Connected Home

The older style HVAC thermostat while programable was a P.I.T.A. requiring a learning curve with flashlight and small printed diagram each time. So, I bought a cloud connected unit that promised easy scheduling and operation along with simple DIY and compatibility.  All very fine until installation time that required a fifth wire between wall mounted device in the hallway and furnace upstairs. While it was trivial to connect the existing coded 4 wires I was able to sleuth an explanation online for better understanding of the meaning of the codes and how the system operates. This would prove useful.

 

For Reference:

  • W – Heating (white wire)
  • R – Continuous 24 v ac Power (red wire)
  • G – Fan (green wire)
  • Y – Cooling (this wire is yellow in the diagram)
  • C – Common (this wire is blue in the diagram)
Closing R and W will initialize the heating cycle. The blower operates independently as determined by a separate furnace heat exchanger mounted temperature controller. In other words, once the heating chamber is properly warmed up the blower will come on. Similarly, when the thermostat shuts the gas valve, the blower continues to run until the furnace has cooled. Closing R and G will initialize the blower (FAN only) Closing R and Y will initialize the cooling cycle AND the blower. The schematic shows a diode (one-way) between Fan and Cooling function so that operating the Fan in manual mode doesn’t run the AC but running the AC will run the [blower] Fan.
That blue wire coded “C” in the diagram is the 5th wire mentioned for the installation. It is not used in my old tech thermostat but required to power the WiFi in the new one. Fortunately it was available as part of the existing cable bundle at the wall mounting point and quick to attach to the new thermostat.
 Not so fast was connecting the other loose end of that wire in the furnace room. The example furnace in the instructional video  was modern and straightforward with printed circuit board and nicely labeled terminals.
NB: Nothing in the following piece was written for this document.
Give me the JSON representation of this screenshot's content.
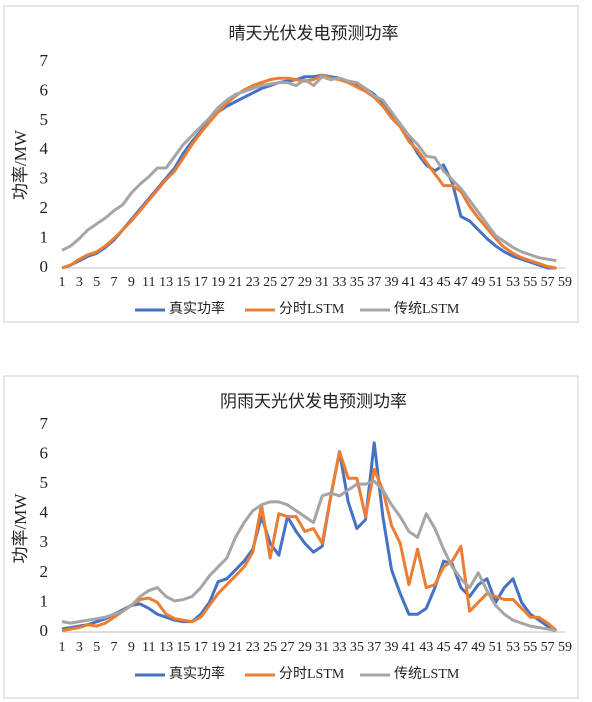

Mine looked very different and I was faced with this:
I believe the term is Spaghetti. No worries. Just tracing the wire color back to the thermostat gave understanding of the terminal to which it was connected.  Finding the “C” terminal was a process of elimination but to be certain I applied the probes of my pocket multimeter and looked for voltage and/or the absence thereof.  I hit a roadblock when the meter showed excessively high readings (60v) and on every terminal?! I was sure I was looking at a defective transformer. I spent an embarrassing length of time Googling a replacement part in between back and forths for Voltage checks and rechecks. Something was amiss.  It was a classic Red herring until I saw the error of my ways. The multimeter setting defaulted to DC and I erroneously believed that was the output I was looking for. The transformer drops the 115v AC to 24v but doesn’t convert it. i.e. the Current was still AC. 24v AC. I changed the function switch from DC to AC and suddenly everything was all good!
I completed the installation and buttoned things up. Works perfectly and I can program intuitive heating and cooling schedules to heart’s content – instruction manual not required.